Most talks are at 4:15 pm in Room 2-105. Refreshments are typically served at 3:45 pm in Room 2-349.

Fall 2001 Organizers: Alan Edelman and Daniel Spielman

Date Speaker / Abstract
Sep 10 Cancelled
Sep 17

Student Holiday--no colloquium

Sep 24

Robert Ziff (Department of Chemical Engineering, U. Michigan)

Percolation On Regular Lattices and Small-World Networks

The percolation model describes the formation of connectivity in random network systems. The scaling theory of percolation will be reviewed and reformulated in a universal form emphasizing the universal fractal nature of this critical phenomenon. Some recent rigorous and conjectured mathematical results that relate to crossing and wrapping probabilities will be summarized, including work by Langlands, Aizenman, Cardy, Duplantier, and Smirnov. Some new numerical observations suggesting an elegant exact result for the number of percolating clusters in strip geometries will be presented. To verify numerically the conjectured formulas for multiple crossing probabilities given by Cardy, Duplantier and Aizenmen, a new rare-event simulation technique (due to Grassberger and Ziff) will be described. Finally, some interesting aspects of percolation on small-world networks --- combination of a random graph and a regular lattice --- will be discussed.

Oct 1

Erik Demaine (Dept of EECS, MIT)

Folding and Unfolding in Computational Geometry

I will present several recent results about geometric folding and unfolding problems. For example, place several rigid rods down on the table, and hinge them together at their ends to form a chain. Is it always possible to fold the hinges in such a way that the linkage is straightened into a line? The rods cannot change in length or cross each other, and must remain on the table. While at first glance it may seem intuitive that any chain can be "unraveled" into a straight line, this "carpenter's rule problem" has proved difficult and remained unsolved for over 25 years.

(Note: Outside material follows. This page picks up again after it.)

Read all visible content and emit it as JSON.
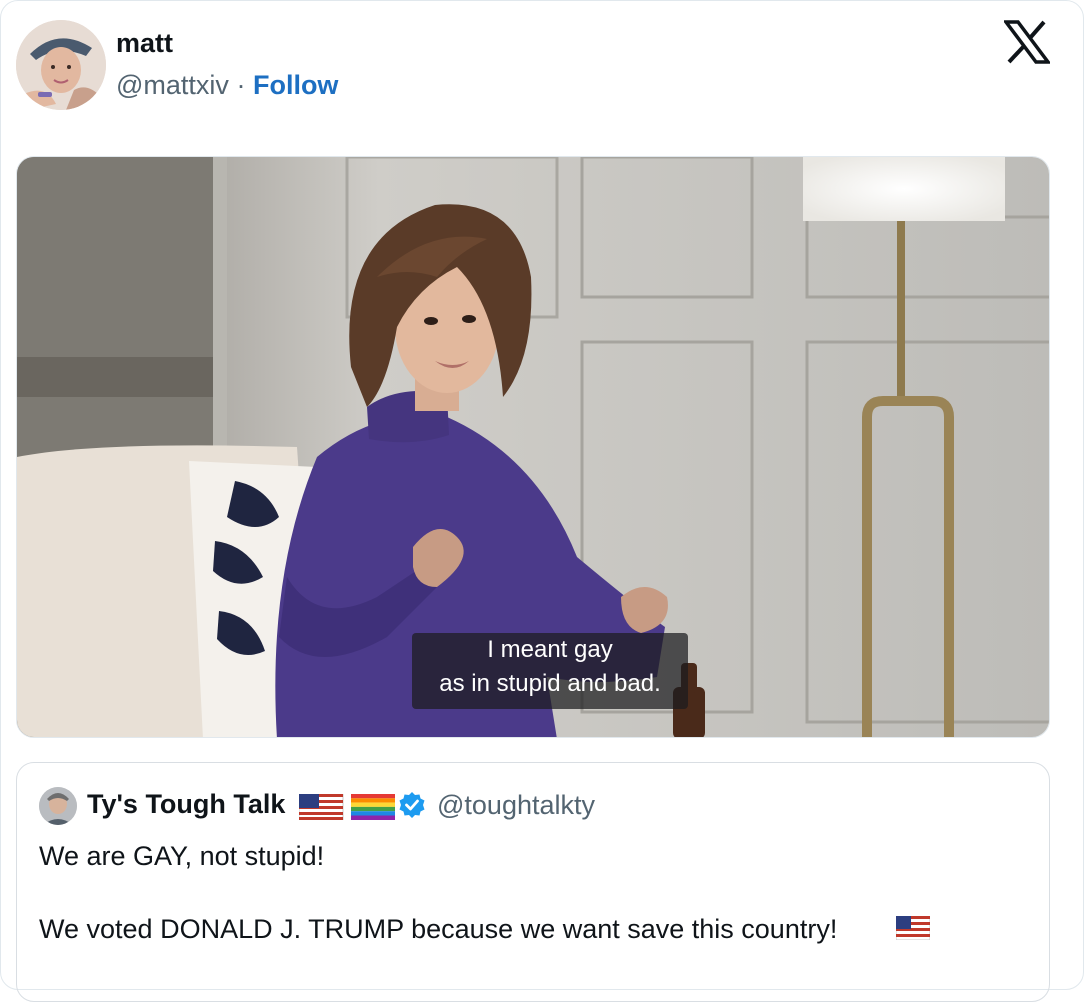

This problem was solved in a recent burst of interest in folding and unfolding, a branch of discrete and computational geometry. In the past few years, several intriguing and surprising results have been proved about various contexts of folding and unfolding: reconfiguring linkages, paper folding (origami), unfolding polyhedra into nonoverlapping "nets," and gluing polygons into polyhedra. Many of these problems have applications in areas including manufacturing, robotics, and protein folding.

Oct 15

George H. Weiss (NIH)

Oct 22
Oct 29

James Sethian (Dept of Mathematics, UC Berkeley)

Nov 5

Steven Smale (Dept of Mathematics, City University of Hong Kong)

Mathematics of Intelligence and Learning

Nov 7 E25-111 at 5pm

Steven Smale (University of Hong Kong)

Learning and the Evolution of Language

Nov 19

Lenore Cowen (Tufts University)

Nov 26

Fan Chung Graham (UCSD)

RANDOM GRAPHS AND INTERNET GRAPHS

We will discuss some recent developments on random graphs with given expected degree distributions. Such graphs can be used to model various very large graphs arising in Internet and telecommunications and such "massive graphs" in turn shed insight and new directions to random graph theory. For example, it can be shown that the evolution of the sizes of connected components depends primarily on the average degree and the second-order average degree under certain mild conditions. We will also mention a number of problems in random graphs and algorithmic design suggested by various applications of these massive graphs.

Dec 3

Cancelled due to conflict with Simons Lectures.